Katharine Tinucci, Dayton's communications director, said Thursday afternoon that the governor has not yet seen the proposal.

"The governor has said time and again that he is site-neutral. ... But I can't comment on the proposal until we have seen it," Tinucci said.

Reinert's plan included almost no specifics on what the stadium would look like, how roads would be built to funnel 70,000 fans in and out of the big stadium nor how it would be paid for. It's expected that the local municipality that eventually lands the stadium will have to pay about a third of the nearly $1 billion cost.

So far, Reinert is on his own. No other Duluth official has signed the letter. And the Vikings hadn't heard of the plan until Thursday afternoon.

"We want to compliment leaders in Duluth for seeing that there is real value to hosting a Vikings stadium. We have great fans in Duluth," said Lester Bagley, the Vikings' vice president of stadium development. "But we're three weeks into a 10-week legislative session and we are running out of time to start vetting new sites."

Duluth Mayor Don Ness said he liked the concept but not the idea of diverting millions of local dollars to pay off bonds for the project.

"I'd love to have the Vikings stadium in Duluth. We have not seriously pursued the idea because of the need for a local match; it's simply not feasible for our region to come up with $300 million," Ness said. "I don't know any of the details of this concept, but if Roger sees a viable opportunity to build a stadium in Duluth without putting the tax burden on our residents, I'm all for it."

Reinert says he has a way to help finance a portion of the stadium, however. Reinert included in the letter to the governor his longstanding but so-far unsuccessful plan to allow Minnesota liquor stores to open on Sundays. That would bring the state an extra $10.5 million in taxes each year that's now going to neighboring states, Reinert said, revenue that could go to help pay back stadium debt. A Minnesota Department of Revenue estimate on Sunday sales tax projected far less in new revenue: only about $500,000 a year.

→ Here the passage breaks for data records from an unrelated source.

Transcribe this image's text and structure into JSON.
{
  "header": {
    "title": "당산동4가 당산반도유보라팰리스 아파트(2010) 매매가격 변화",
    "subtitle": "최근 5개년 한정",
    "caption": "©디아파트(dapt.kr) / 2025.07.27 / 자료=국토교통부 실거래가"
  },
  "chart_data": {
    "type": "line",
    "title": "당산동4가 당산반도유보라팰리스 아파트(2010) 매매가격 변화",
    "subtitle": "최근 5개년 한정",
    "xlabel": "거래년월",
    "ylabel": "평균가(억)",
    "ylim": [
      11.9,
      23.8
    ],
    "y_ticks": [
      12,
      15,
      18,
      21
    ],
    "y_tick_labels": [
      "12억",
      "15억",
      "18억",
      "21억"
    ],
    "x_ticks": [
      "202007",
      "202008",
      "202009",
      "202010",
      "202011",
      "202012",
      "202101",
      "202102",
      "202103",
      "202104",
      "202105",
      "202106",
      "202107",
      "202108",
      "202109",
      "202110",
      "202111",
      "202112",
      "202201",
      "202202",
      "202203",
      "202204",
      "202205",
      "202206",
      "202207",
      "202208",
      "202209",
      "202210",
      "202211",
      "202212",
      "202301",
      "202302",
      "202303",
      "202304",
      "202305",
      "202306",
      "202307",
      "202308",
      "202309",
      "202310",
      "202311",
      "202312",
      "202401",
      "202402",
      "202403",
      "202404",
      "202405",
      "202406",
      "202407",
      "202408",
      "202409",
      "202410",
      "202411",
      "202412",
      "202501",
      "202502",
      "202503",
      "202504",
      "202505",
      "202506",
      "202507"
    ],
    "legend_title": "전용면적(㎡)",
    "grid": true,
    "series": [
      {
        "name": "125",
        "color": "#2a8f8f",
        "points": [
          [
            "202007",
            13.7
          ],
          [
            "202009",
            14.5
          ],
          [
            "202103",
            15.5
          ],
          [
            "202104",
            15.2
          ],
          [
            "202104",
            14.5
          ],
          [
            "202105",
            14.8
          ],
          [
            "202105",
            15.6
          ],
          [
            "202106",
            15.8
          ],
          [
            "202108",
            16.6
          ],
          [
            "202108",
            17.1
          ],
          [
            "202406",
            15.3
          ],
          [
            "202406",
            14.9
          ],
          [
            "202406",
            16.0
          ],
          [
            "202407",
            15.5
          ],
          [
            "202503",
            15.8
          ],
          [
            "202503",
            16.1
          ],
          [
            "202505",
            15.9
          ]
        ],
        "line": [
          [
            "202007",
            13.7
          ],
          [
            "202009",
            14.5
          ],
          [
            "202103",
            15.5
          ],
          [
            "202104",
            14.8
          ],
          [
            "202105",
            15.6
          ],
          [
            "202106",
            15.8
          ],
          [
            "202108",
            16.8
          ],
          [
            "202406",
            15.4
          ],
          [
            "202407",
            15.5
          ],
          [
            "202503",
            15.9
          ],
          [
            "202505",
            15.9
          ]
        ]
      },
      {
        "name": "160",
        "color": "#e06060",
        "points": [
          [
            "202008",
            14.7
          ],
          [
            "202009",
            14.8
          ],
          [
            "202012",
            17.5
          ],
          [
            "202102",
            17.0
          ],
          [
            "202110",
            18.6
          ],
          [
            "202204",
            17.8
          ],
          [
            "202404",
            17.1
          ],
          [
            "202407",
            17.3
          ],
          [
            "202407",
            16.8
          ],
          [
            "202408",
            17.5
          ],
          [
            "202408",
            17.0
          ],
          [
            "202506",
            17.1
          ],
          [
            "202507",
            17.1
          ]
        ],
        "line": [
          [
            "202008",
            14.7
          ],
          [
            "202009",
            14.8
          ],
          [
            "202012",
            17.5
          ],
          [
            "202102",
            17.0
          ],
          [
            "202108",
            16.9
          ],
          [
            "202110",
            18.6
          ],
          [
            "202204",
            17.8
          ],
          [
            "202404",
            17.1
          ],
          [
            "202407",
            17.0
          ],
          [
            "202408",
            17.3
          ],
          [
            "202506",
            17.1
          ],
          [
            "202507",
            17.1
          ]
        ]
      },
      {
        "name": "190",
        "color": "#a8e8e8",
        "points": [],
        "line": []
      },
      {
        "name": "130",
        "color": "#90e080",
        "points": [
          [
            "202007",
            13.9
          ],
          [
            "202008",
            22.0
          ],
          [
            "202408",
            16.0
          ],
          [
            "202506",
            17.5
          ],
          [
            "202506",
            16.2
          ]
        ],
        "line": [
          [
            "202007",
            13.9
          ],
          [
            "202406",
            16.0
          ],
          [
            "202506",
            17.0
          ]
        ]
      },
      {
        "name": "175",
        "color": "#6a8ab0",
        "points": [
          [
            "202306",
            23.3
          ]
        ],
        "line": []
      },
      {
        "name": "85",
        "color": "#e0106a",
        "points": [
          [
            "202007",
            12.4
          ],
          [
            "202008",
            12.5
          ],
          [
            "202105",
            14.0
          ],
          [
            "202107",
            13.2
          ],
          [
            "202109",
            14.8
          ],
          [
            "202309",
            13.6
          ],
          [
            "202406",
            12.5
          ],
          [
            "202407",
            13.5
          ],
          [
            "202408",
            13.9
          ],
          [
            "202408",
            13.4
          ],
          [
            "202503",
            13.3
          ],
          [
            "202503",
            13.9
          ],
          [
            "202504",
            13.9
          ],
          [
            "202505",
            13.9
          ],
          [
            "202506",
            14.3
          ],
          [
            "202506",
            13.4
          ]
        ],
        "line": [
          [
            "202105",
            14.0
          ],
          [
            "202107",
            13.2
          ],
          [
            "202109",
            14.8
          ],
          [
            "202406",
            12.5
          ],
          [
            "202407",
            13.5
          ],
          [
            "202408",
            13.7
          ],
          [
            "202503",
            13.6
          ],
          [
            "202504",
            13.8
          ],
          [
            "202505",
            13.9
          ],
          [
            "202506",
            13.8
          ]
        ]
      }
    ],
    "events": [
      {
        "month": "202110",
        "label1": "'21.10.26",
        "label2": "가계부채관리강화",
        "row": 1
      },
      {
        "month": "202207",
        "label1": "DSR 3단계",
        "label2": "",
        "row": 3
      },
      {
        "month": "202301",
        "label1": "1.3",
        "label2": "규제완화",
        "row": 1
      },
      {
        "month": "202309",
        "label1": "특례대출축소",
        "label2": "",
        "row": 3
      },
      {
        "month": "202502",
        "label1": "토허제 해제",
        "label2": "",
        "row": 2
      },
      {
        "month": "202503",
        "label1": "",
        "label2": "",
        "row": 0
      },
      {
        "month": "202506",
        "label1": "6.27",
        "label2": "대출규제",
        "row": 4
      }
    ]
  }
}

The former U.S. Steel/Atlas Cement site along the St. Louis River in western Duluth is an industrial superfund site. Much of the land has been cleaned up, but some parcels remain contaminated, as does some of the waterfront in the river.

The governor, state officials and Vikings owners are leaning toward a new stadium near the current site of the Hubert H. Humphrey Metrodome in downtown Minneapolis. That's the latest in a half-dozen sites considered in recent months for the new stadium that team owners said is needed for the team to be profitable and remain in Minnesota.

"The governor has told us to put a deal together with Minneapolis for the Metrodome site. Arden Hills is still out there for us. But Minneapolis is where we're looking now," Bagley said. "We have a bill 90 percent ready to go and we're working out the details on who operates the facility and who pays what share."

Bagley said it is "critical, urgent" for the Vikings' future in Minnesota to conclude the deal during the 2012 legislative session.